Consumo excessivo e tempo seco

No Distrito Federal, o consumo médio por habitante supera os 180 litros diários de água, segundo a Caesb. Em dias mais quentes e secos, como o recorde do ano registrado na quarta-feira passada (34º C e 15% de umidade), ultrapassa os 200 litros diários. Para a Organização Mundial da Saúde, o consumo entre 100 e 110 litros diários bastaria para cada morador.

“Desde que Brasília foi criada, tivemos abundância de água. Nossa região já foi considerada uma das caixas d’água da região. Até por isso, criou-se um problema. Ninguém escuta uma campanha de conscientização enquanto houver água na torneira. Parece que temos de chegar no nível crítico para a população começar a prestar atenção e economizar”, ponderou o diretor-presidente da Adasa, Paulo Salles. Ele é um dos que coordena os trabalhos para implantar uma taxa extra na água, mas diz que o momento ainda não é para pânico. "Temos de conscientizar as pessoas".

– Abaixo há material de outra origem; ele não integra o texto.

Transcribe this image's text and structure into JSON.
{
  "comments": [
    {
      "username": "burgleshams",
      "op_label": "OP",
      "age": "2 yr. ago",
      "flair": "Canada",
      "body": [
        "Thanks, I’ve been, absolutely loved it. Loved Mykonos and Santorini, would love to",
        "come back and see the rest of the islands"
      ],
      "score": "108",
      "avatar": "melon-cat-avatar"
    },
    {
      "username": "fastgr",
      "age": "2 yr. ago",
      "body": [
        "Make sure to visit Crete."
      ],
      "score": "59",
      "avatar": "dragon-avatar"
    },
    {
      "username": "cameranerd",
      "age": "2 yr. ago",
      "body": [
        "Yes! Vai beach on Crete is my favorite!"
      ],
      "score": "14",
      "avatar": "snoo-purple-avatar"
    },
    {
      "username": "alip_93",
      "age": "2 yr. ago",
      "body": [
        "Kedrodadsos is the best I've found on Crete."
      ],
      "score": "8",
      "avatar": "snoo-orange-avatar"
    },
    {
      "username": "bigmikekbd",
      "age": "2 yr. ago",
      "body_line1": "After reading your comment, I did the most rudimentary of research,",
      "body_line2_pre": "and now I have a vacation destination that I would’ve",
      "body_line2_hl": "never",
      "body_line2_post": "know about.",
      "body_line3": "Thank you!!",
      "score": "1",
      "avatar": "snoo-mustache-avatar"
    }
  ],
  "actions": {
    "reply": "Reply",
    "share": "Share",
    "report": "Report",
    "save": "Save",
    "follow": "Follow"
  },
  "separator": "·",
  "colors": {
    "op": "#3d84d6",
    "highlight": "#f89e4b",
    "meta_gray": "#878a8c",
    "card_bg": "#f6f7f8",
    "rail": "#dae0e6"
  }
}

Os primeiros alertas de que a crise estava se aproximando foram dados há quase cinco anos, quando se notou que os índices pluviométricos na região central do país estavam diminuindo. O governo chegou a se mexer para evitar qualquer tipo de medida drástica, mas a principal obra imaginada para evitar o racionamento, o reservatório de Corumbá 4, que seria responsável por abastecer 850.000 pessoas (metade no Estado de Goiás e metade no DF) atrasou mais de dois anos. Deveria ficar pronta este ano, mas a previsão é que o prazo se estenda para 2018.

Quem acompanha de perto a obra acha que ela não será entregue tão cedo. A razão é que o presidente da Companhia de Saneamento de Goiás (Saneago), José Taveira, foi preso pela Polícia Federal, no mês passado, em um esquema de suposto de desvio de dinheiro para quitar dívidas políticas do PSDB goiano. A Saneago é a principal parceira da Caesb no empreendimento. Desde a prisão de Taveira, a parte da obra que cabe a Saneago está parada. Ela seria a responsável por captar a água do rio Corumbá. Já a parte da Caesb, que seria de fazer o tratamento dessa água, segue, mas em ritmo mais lento.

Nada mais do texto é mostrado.